Due fratelli, residenti nel sud senese, sono attualmente indagati per la macellazione di ovini avvenuta senza le necessarie autorizzazioni. I due uomini, di origine nordafricana, hanno presentato ricorso al tribunale del riesame, ma il sequestro probatorio è stato confermato e l’indagine dei carabinieri forestali prosegue.
Le accuse e la difesa
Secondo l’accusa, le pecore sarebbero state macellate in un’abitazione privata, senza rispettare le norme igienico-sanitarie previste dalla legge. Tuttavia, l’avvocato della difesa sostiene che i due indagati abbiano agito nel rispetto dei precetti religiosi islamici, in particolare durante la Festa del sacrificio, quando è consuetudine sacrificare bestiame per condividerlo con chi ne ha bisogno.
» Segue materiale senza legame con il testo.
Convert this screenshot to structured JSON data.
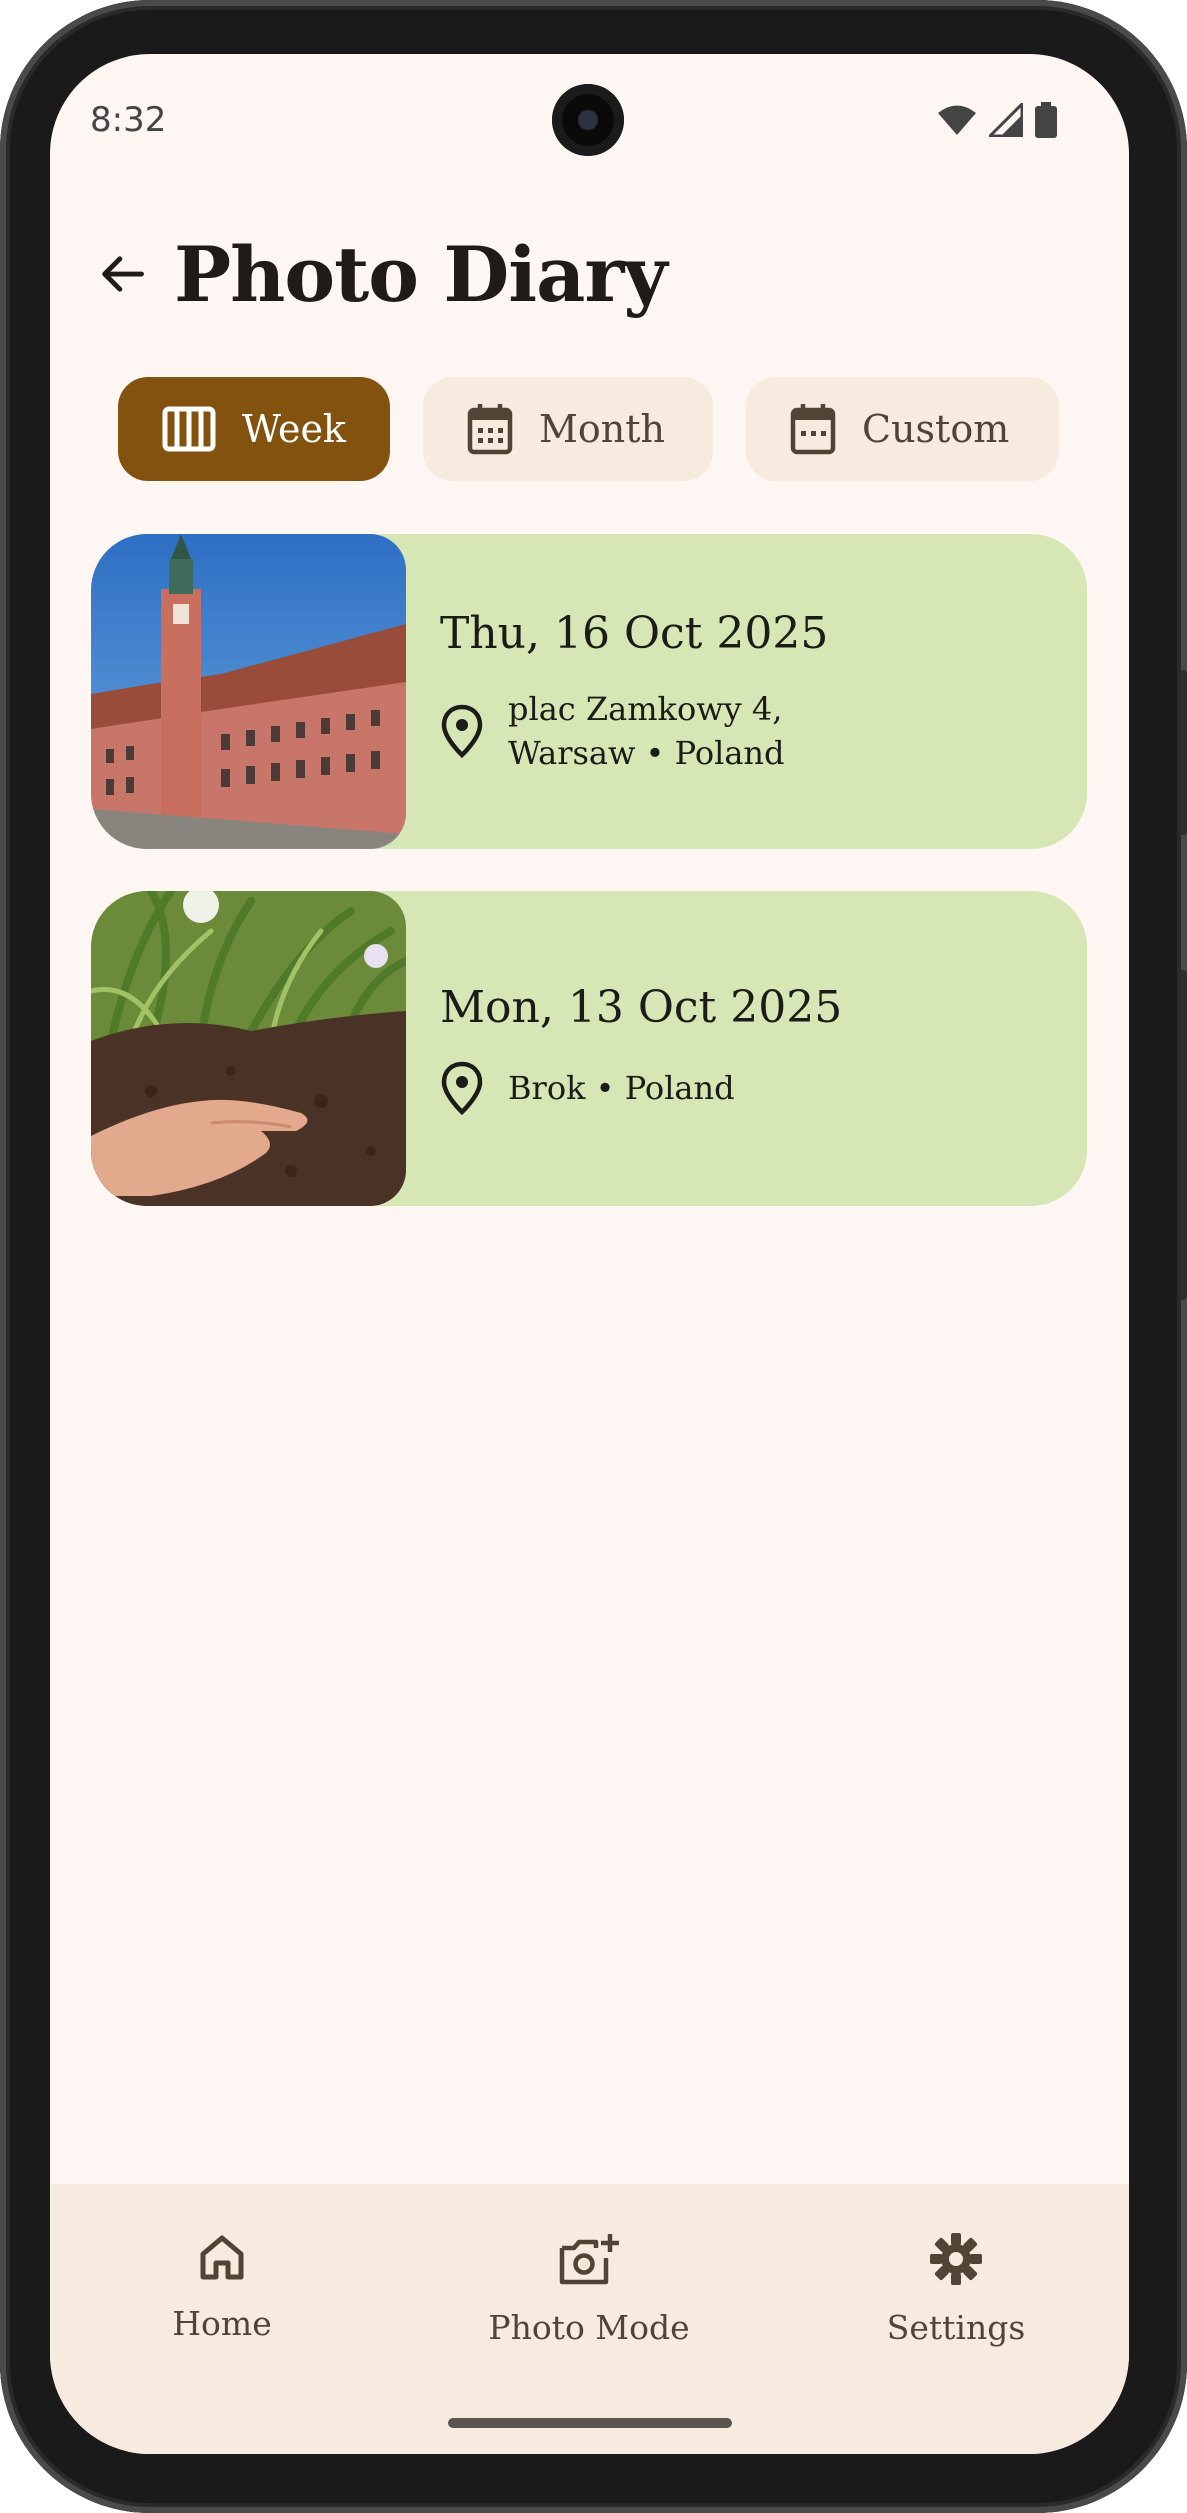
{
  "status_bar": {
    "time": "8:32"
  },
  "header": {
    "title": "Photo Diary"
  },
  "filters": [
    {
      "label": "Week",
      "selected": true,
      "icon": "view-week-icon"
    },
    {
      "label": "Month",
      "selected": false,
      "icon": "calendar-month-icon"
    },
    {
      "label": "Custom",
      "selected": false,
      "icon": "calendar-custom-icon"
    }
  ],
  "entries": [
    {
      "date": "Thu, 16 Oct 2025",
      "location_line1": "plac Zamkowy 4,",
      "location_line2": "Warsaw • Poland",
      "thumbnail": "castle-photo"
    },
    {
      "date": "Mon, 13 Oct 2025",
      "location_line1": "Brok • Poland",
      "location_line2": "",
      "thumbnail": "soil-hand-photo"
    }
  ],
  "bottom_nav": [
    {
      "label": "Home",
      "icon": "home-icon"
    },
    {
      "label": "Photo Mode",
      "icon": "add-photo-icon"
    },
    {
      "label": "Settings",
      "icon": "gear-icon"
    }
  ],
  "colors": {
    "background": "#fdf6f3",
    "accent": "#83520f",
    "chip_unselected": "#f7eadf",
    "card": "#d7e6b5",
    "nav_bar": "#f7eadf"
  }
}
Questo, secondo la difesa, giustificherebbe la mancata applicazione delle norme del decreto legislativo 193 del 2007.
L’inchiesta è stata avviata dopo un sequestro probatorio effettuato dai carabinieri forestali a fine maggio, quando sono stati trovati due ovini, di cui uno vivo, e un coltello presumibilmente utilizzato per la macellazione. È stata disposta anche un’autopsia sulla carcassa dell’animale.
Il contesto dell’indagine
Oltre alla macellazione non autorizzata, i fratelli sono accusati di uccisione di animali con crudeltà, poiché non avrebbero proceduto allo stordimento dell’ovino prima dell’uccisione. La difesa ribatte che, in caso di festività religiose, tale procedura non sarebbe obbligatoria. Inoltre, i carabinieri hanno accertato che due pecore erano state vendute, suggerendo che la macellazione non fosse avvenuta solo per uso domestico.
Il tribunale del riesame, presieduto da Fabio Frangini, ha confermato il decreto impugnato dai due indagati, segnando un punto a favore dell’accusa in questa complessa vicenda giudiziaria. L’inchiesta è ancora nelle fasi iniziali e si preannuncia un lungo braccio di ferro legale.